The instructions on how to get to her hotel were quite specific: she said they were located directly opposite Cartier. Which was true, but it might have been equally easy to describe it as being just down the street from the enormous Palazzo Strozzi which dominates this block in central Florence -10 minutes' walk from the major attractions: the Uffizi, Ponte Vecchio, the Duomo and so on.
The 14th-century Palazzo Strozzi - about five storeys built in massive stone - is what Americans might call a real piece of work.
But then in its own way, so is the family-run Hotel Scoti.
A tiny lift takes you to their second-floor entrance in this 16th-century building, where their foyer opens into an enormous sitting area with floor-to-ceiling frescoes painted in the 1770s by a member of the famous Florentine Gherardini family. They depict the three country properties of the original owners.
The Scoti, which was seven neglected rooms which hadn't been painted for 30 years before its present owners took it over, has a fascinating story to tell. And so does its owner Doreen, who was born in Footscray, Melbourne to Sicilian parents and who, at 20, went with her father to Sicily.
And she never went home again. She met her husband in Sicily and worked 15 years for an American pharmaceutical company while he ran a small tabacchi.
Coincidentally, when her company planned to relocate to Rome he sold his shop and they considered their options. She says they found this place 10 years ago.
"We feel very much at home in the hustle and bustle of a city centre - although this place is quiet - and we were looking for a business to live and work in.
"We'd spent six months in Australia three years before and considered moving there.

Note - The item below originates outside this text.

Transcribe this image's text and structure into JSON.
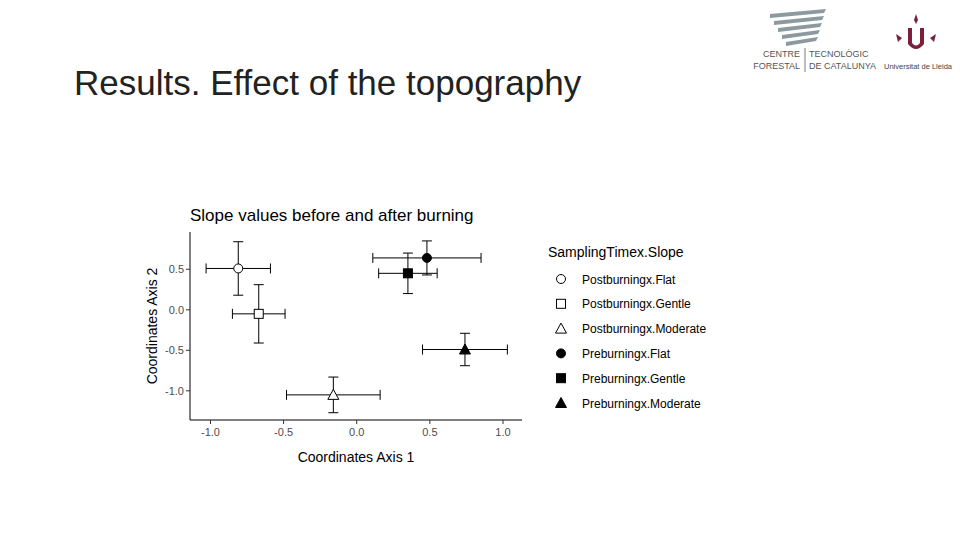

My son was 19 and daughter 12 so we had to choose something they could slide into as well."
They considered a hotel and had been looking in Milan and Como, but the places they saw didn't feel right. Then they were passing through Florence and bought a local newspaper.
"In winter, the hotels are always changing hands but we'd seen nothing the first time, and then this place came up. The rent was quite high, all the bathrooms were shared, there was a hole in the ceiling of the dining room, and the place was quite eerie because it only had two guests. It had really been let go and would be a lot of work.
"But there we were, both in our 40s and with the spectre of unemployment hanging over us, and this had room for the family. And the fresco was very attractive."
Against the advice of an accountant, who told them they could barely expect to break even, they took over the hotel and began renovating. They refitted the sitting room and large dining area with appropriate decor.
"In winter, we went to markets to get period furniture, we put in plumbing, painted the place, and got phone lines into every room."
And now Hotel Scoti is expanding across the hallway into five apartments on the other side.
"We give people a key so they can come and go as they please and it is just like having guests in our own home. We live and work here and this is the kind of place people who come to Florence seem to want, especially if they have seen A Room With A View," she laughs.
The hotel is a quiet refuge in a busy city, the building a character-filled place, and the fresco a talking point that offers a hint of the elegant past this place must have enjoyed.
"We were probably crazy to do this, and you wouldn't buy a business like this if you just listened to the accountants. But sometimes you have to take a chance. You never know where life will take you." Well, from Footscray to Florence for a start.